I love my old high school more than any other high school in the world, which is why I call Towson High the Greatest High School in the universe. I will admit that I was a stranger to the honor society selection committee during my years there, while on the other hand, I was no stranger to the vice principals in charge of attendance. There is a connection between those two facts.
But as the years have passed, I have had many opportunities to visit the school in volunteer capacities...mentoring, conducting practice interviews for juniors, and for the past two years I have been part of Project Citizen, with the American Government Gifted & Talented and Law & Public Policy freshman classes. This program is under the aegis of Mr. Gil Stange, an excellent American Government teacher.
In Project Citizen, the students get first-hand experience in solving a public policy issues that directly affects the people of Baltimore County. For instance, in the three classes I heard present, the issues were how to stop people from swimming (and drowning!) in the Loch Raven Reservoir, how to address the problem of litter and trash on the streets of the county seat, and how to go about having a crosswalk installed for the safety of pedestrians on a certain busy street. First, the students had to come up with their own problems in need of solutions, rather than having them assigned, and then they had to research how to address them...by interviewing affected citizens, contacting public officials and private experts, and arriving at real facts and figures about how one would theoretically solve these and other problems. Then, they put together multi-media presentations showing every step of their work and outlining their findings, and did all this as a Public Hearing in front of their teachers and a panel consisting of people with some expertise in the topic.

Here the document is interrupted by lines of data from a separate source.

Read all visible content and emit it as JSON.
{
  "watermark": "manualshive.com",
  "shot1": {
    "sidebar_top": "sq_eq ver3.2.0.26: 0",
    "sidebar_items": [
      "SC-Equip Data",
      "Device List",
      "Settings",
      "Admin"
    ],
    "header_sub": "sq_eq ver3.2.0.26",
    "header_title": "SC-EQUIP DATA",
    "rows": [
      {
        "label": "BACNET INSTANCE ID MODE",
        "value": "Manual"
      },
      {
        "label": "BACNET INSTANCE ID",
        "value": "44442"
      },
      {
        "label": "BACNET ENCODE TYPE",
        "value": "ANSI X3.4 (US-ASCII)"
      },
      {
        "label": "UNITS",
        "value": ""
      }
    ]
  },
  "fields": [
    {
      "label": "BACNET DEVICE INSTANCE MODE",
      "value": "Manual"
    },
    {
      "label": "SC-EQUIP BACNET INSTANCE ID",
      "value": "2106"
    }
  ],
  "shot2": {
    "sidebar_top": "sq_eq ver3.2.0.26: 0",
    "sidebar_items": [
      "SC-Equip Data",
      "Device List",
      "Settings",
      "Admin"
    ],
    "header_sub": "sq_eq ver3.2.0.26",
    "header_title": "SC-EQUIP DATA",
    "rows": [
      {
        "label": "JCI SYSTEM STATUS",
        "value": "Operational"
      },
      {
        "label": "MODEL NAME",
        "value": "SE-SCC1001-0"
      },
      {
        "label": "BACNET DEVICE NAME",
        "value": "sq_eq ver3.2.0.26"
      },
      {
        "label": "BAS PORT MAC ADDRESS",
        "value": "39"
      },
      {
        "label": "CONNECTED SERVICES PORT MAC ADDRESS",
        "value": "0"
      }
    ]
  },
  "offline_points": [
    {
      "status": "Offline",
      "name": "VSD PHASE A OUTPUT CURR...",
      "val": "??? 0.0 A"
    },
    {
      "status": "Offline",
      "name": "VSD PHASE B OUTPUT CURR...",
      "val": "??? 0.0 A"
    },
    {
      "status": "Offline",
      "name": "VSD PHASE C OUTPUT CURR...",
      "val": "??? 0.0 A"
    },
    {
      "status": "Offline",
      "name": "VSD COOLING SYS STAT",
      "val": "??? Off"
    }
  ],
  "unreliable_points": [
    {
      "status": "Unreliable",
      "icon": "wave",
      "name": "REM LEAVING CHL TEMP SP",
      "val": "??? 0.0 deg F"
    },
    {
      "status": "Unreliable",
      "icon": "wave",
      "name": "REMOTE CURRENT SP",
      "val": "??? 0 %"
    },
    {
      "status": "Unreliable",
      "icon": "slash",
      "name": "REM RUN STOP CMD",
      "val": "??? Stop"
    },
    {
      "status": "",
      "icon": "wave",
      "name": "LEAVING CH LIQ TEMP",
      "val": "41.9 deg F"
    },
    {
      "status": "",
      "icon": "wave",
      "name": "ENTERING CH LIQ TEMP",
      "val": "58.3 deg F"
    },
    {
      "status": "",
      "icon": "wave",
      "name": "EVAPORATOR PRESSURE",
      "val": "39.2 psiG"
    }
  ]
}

All sorts of people were represented - social studies leaders from the Public Schools, a police sergeant, a politician or two, and others who have dealt with public issues. That's my ticket to the festivities, my career in working with the county government through 3 decades that are still fondly recalled as the time "before Mark retired."
As the students presented their work, I was just thrilled at how well they did! Instead of those beauty pageant-style, nebulous answers ("I think that people should not swim in the reservoir because of the risk of drowning, which can so tragically rob a person of their future before it even begins!") the students went out and found out how many had been caught swimming. They talked to the rangers who patrol the area. They took pictures of the (currently inadequate) signage warning against jumping in, and they arrived at suggestions for public education and better signs and even a way to get some more rangers on the job. And they even checked with a law professor to make sure their ideas were all on the beam.
I wish that everyone had the chance that I had to spend a day with these teachers and these students. It's all too easy for people who don't get to see modern education in action to think that teachers still stand at a lectern and drone on about the Peloponnesian Wars as students take desultory notes and pass notes asking Jenni to the record hop Friday night. Nope. Teachers today are preparing students for a world that little cares that Sparta won the Pelopennesian War (although Athens lodged a complaint and several penalties were overturned.)
Instead, what I see going on is students getting to practice interview skills, so that when they apply to college or jobs, it won't be the first time they have sat at a desk with someone asking them what is their best and worst quality. And instead of lecture notes and abstract notions, the students I see now have an idea of how government works in the real world...not in the textbook, cartoon "How A Bill Becomes Law" sense but in the sense of calling the head of the highways division of the local government and asking him what it would take to get things done.
I couldn't be more impressed with the students or the teachers at Towson High, and I appreciate the invitation!